Out of that sequence, one photo stands out from the rest:
Let’s get in closer to fully appreciate the shock on the sea lion’s face:
Shook.
As Chase has previously mentioned, no sea lions were harmed in the shooting of the sequence:
Humpback whales don’t have teeth, only baleen plates with bristles inside their mouths. They are filter feeders and the bristles filter food from water – and things like sea lions that don’t belong in there.
A whale will usually take less than five seconds lunge-feeding, Chase says, but in this instance sunk slowly over 15 seconds with its mouth open, giving the sea lion ample time to swim away.
“The whale never actually closed its jaws around the sea lion, so it shouldn’t have been harmed. Very scared, I’m sure, but not harmed.”
Lunge-feeding is when the whales charge toward and engulf food in a huge mouthful, before pushing out the water and straining the fish through flexible comb-like structures in their mouths called baleen.
According to Christie McMillan, a biologist with the Marine Education and Research Society in British Columbia, who studies humpback feeding behaviour, what Chase spotted is pretty darn rare. She spoke with Nat Geo:
“The photo blew our minds,” says McMillan, noting that most documented cases like this involve small seabirds.

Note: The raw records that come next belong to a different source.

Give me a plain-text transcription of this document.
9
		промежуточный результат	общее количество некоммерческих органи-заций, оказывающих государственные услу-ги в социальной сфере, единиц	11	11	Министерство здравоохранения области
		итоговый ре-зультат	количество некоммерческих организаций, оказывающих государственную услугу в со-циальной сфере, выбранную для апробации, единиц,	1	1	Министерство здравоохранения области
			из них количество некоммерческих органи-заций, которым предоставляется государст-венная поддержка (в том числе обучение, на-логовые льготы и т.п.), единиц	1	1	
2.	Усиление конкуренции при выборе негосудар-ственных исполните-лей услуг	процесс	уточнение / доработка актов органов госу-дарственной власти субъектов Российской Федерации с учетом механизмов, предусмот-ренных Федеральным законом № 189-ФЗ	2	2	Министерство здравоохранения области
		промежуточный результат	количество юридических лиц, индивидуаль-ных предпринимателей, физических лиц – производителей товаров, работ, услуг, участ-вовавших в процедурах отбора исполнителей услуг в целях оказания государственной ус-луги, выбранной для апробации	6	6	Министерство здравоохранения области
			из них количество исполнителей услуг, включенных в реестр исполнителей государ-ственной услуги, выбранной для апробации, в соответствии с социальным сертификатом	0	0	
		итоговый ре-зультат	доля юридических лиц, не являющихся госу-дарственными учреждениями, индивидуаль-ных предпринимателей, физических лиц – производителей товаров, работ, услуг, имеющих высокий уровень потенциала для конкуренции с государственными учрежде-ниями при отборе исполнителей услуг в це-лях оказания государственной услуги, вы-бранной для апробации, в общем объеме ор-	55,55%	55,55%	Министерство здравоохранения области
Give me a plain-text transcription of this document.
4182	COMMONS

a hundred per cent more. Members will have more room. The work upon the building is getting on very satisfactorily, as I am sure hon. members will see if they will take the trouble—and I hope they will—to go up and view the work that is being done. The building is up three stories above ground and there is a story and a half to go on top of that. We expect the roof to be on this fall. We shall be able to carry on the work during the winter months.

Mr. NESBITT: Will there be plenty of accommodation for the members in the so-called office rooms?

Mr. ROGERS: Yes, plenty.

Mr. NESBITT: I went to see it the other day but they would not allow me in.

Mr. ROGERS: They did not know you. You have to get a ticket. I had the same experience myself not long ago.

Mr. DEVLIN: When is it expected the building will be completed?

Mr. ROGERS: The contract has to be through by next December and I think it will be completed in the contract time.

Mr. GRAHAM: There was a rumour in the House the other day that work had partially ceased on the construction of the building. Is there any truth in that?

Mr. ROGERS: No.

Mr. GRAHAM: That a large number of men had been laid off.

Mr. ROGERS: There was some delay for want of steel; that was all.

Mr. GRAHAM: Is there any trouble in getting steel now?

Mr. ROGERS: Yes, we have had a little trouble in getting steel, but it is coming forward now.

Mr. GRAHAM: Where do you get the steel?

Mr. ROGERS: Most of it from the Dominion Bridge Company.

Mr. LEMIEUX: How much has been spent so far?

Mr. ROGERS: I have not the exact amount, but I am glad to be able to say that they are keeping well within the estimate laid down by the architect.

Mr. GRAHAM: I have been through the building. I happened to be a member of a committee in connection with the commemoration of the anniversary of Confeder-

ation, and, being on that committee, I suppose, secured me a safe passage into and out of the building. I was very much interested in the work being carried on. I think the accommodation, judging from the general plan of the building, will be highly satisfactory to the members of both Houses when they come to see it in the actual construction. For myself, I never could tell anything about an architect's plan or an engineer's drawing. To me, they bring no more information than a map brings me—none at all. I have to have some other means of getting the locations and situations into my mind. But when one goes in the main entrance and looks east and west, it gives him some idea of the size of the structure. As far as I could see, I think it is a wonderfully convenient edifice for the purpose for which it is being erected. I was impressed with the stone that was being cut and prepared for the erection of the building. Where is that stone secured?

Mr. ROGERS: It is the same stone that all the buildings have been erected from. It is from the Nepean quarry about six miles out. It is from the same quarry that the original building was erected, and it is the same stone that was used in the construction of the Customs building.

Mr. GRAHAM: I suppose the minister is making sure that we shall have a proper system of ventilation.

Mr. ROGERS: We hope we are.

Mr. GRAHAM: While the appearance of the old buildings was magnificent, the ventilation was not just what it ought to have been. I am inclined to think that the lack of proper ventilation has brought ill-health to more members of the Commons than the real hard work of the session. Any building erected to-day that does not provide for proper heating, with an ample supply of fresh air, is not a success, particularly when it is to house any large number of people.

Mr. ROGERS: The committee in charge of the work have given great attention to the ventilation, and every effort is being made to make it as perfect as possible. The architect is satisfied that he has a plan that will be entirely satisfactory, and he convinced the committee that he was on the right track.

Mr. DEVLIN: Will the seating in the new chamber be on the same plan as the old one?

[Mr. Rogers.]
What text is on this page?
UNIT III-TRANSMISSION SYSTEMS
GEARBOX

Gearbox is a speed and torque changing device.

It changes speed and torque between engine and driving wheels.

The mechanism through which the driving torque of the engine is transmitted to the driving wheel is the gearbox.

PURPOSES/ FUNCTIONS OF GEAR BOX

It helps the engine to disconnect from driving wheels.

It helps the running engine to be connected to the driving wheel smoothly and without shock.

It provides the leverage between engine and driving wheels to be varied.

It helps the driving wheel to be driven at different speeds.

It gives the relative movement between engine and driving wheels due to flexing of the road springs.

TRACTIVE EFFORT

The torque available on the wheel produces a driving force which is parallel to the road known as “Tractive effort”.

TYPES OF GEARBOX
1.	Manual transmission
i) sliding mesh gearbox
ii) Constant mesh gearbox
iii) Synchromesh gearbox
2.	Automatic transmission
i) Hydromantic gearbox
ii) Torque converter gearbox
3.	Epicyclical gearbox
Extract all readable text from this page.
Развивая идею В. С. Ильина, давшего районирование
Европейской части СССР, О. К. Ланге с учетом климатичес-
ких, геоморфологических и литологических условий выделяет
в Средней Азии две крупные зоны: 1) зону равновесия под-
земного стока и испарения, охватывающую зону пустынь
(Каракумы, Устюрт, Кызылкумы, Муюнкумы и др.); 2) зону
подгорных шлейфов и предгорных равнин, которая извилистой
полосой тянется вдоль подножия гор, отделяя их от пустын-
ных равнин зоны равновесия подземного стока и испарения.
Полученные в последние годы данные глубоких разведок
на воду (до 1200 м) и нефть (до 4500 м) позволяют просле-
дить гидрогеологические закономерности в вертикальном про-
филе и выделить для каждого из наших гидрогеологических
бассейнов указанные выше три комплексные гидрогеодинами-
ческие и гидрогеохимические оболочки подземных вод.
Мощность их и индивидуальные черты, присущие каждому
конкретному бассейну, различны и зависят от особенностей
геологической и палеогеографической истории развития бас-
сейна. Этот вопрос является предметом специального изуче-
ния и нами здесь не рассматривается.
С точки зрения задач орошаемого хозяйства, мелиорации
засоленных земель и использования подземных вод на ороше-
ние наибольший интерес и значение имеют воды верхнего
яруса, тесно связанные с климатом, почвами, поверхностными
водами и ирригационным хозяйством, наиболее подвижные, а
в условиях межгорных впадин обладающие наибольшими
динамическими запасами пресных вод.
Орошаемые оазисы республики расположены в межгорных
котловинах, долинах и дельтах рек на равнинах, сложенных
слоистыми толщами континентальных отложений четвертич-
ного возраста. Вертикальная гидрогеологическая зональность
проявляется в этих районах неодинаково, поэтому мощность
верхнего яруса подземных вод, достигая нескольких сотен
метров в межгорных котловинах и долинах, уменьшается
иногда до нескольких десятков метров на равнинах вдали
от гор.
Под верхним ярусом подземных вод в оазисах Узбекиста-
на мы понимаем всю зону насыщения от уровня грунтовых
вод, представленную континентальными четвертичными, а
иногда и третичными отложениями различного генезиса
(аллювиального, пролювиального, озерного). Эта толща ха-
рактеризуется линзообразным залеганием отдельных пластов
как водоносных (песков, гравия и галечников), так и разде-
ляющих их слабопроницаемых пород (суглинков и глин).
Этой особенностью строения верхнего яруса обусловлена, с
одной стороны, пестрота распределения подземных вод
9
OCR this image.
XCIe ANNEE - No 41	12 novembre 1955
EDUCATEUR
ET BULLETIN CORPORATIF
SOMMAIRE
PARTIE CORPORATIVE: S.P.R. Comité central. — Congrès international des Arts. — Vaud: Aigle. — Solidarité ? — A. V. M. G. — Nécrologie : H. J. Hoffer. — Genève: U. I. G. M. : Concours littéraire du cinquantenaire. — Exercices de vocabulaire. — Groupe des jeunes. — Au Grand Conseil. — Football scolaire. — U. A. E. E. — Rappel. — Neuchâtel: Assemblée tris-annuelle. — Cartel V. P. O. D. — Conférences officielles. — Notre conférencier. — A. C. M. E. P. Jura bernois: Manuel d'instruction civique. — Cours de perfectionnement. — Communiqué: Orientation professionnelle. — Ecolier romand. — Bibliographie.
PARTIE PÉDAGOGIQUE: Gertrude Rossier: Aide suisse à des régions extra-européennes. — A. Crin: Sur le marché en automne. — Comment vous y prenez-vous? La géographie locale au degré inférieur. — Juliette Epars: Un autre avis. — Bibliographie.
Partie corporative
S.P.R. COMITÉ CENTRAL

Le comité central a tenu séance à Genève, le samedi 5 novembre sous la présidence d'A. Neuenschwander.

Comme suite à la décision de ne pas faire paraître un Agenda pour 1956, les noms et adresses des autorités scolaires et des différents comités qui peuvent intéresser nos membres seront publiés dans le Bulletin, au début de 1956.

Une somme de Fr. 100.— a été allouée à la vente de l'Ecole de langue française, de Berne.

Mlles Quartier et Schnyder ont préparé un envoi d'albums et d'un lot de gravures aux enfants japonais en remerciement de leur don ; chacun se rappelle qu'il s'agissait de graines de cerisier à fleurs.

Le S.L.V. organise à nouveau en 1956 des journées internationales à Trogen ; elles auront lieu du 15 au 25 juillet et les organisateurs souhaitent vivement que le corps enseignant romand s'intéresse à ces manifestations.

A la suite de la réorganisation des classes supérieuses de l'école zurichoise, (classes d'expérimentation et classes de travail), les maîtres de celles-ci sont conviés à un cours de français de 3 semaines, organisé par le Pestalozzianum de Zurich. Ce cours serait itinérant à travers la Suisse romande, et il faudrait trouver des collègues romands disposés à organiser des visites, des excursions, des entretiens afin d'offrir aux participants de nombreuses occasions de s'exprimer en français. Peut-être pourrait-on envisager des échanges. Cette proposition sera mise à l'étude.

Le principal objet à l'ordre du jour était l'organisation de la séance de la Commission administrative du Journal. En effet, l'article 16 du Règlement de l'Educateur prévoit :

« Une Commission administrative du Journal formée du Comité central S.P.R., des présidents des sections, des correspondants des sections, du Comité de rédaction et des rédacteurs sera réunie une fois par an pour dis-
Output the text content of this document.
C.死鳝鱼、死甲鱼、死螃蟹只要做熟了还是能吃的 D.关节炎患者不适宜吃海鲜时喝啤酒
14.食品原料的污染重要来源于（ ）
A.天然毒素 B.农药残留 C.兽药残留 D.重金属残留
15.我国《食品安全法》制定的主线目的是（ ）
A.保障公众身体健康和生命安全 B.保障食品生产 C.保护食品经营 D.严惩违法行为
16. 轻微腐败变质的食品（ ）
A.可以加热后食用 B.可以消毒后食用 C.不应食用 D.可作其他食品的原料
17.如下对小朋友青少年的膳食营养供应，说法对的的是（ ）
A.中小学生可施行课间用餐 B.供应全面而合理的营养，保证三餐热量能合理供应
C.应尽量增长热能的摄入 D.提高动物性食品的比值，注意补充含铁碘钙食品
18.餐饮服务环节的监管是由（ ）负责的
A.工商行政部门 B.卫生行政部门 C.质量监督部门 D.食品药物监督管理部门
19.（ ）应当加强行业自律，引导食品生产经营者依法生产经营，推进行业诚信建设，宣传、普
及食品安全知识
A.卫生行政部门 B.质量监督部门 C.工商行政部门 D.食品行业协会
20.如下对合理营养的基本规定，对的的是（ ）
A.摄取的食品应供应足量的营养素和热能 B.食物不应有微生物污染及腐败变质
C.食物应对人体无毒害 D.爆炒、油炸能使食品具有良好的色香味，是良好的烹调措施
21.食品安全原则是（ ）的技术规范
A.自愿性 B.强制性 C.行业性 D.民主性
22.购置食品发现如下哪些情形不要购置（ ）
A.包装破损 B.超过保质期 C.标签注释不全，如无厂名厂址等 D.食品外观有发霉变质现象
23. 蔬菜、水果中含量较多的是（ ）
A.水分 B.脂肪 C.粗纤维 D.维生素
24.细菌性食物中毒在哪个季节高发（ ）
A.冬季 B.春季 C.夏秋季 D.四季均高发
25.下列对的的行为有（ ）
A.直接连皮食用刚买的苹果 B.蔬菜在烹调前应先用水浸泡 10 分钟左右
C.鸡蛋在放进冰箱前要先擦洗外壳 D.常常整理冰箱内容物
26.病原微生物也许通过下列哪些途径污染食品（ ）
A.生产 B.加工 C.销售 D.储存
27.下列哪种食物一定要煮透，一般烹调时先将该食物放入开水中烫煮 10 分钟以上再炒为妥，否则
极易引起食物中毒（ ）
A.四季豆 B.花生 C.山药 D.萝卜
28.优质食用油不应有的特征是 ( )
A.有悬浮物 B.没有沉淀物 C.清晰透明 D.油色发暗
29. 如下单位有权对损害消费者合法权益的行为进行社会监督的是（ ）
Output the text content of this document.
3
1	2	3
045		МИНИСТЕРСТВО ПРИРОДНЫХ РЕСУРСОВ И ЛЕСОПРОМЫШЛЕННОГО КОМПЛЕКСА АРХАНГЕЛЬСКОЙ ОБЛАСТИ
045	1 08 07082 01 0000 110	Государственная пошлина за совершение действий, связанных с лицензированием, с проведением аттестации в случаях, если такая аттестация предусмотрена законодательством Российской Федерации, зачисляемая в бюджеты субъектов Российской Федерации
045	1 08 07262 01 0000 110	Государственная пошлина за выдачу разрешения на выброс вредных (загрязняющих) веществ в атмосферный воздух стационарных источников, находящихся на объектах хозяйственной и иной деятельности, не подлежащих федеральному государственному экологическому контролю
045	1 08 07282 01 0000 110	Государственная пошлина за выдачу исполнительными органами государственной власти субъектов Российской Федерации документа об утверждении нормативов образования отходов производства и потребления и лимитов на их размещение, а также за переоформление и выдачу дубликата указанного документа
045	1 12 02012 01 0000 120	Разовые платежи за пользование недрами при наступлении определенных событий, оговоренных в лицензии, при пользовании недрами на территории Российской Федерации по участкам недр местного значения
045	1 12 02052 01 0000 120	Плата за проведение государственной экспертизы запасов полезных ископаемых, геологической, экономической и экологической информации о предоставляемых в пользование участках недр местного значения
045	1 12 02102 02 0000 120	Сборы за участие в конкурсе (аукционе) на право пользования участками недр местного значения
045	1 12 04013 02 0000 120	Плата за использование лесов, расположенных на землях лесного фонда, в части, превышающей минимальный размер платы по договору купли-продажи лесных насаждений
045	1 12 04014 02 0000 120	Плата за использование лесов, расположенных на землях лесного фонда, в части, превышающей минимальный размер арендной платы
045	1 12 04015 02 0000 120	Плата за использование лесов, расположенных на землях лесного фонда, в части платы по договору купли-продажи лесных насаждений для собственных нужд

“Our colleague once watched a very lucky common murre swim out after a whale opened its mouth twice at the surface to let the bird out,” she adds. The researchers have also seen whales release gulls, both alive and dead, which were accidentally engulfed.
Close calls with larger species, from pelicans, to harbor seals, to the odd human diver crop up from time to time, but these events are exceptionally rare.
“I have never seen this happen with a sea lion,” says McMillan. “Nor have I ever heard of it.”
That’s why we’re so thankful that Chase managed to snap a photo.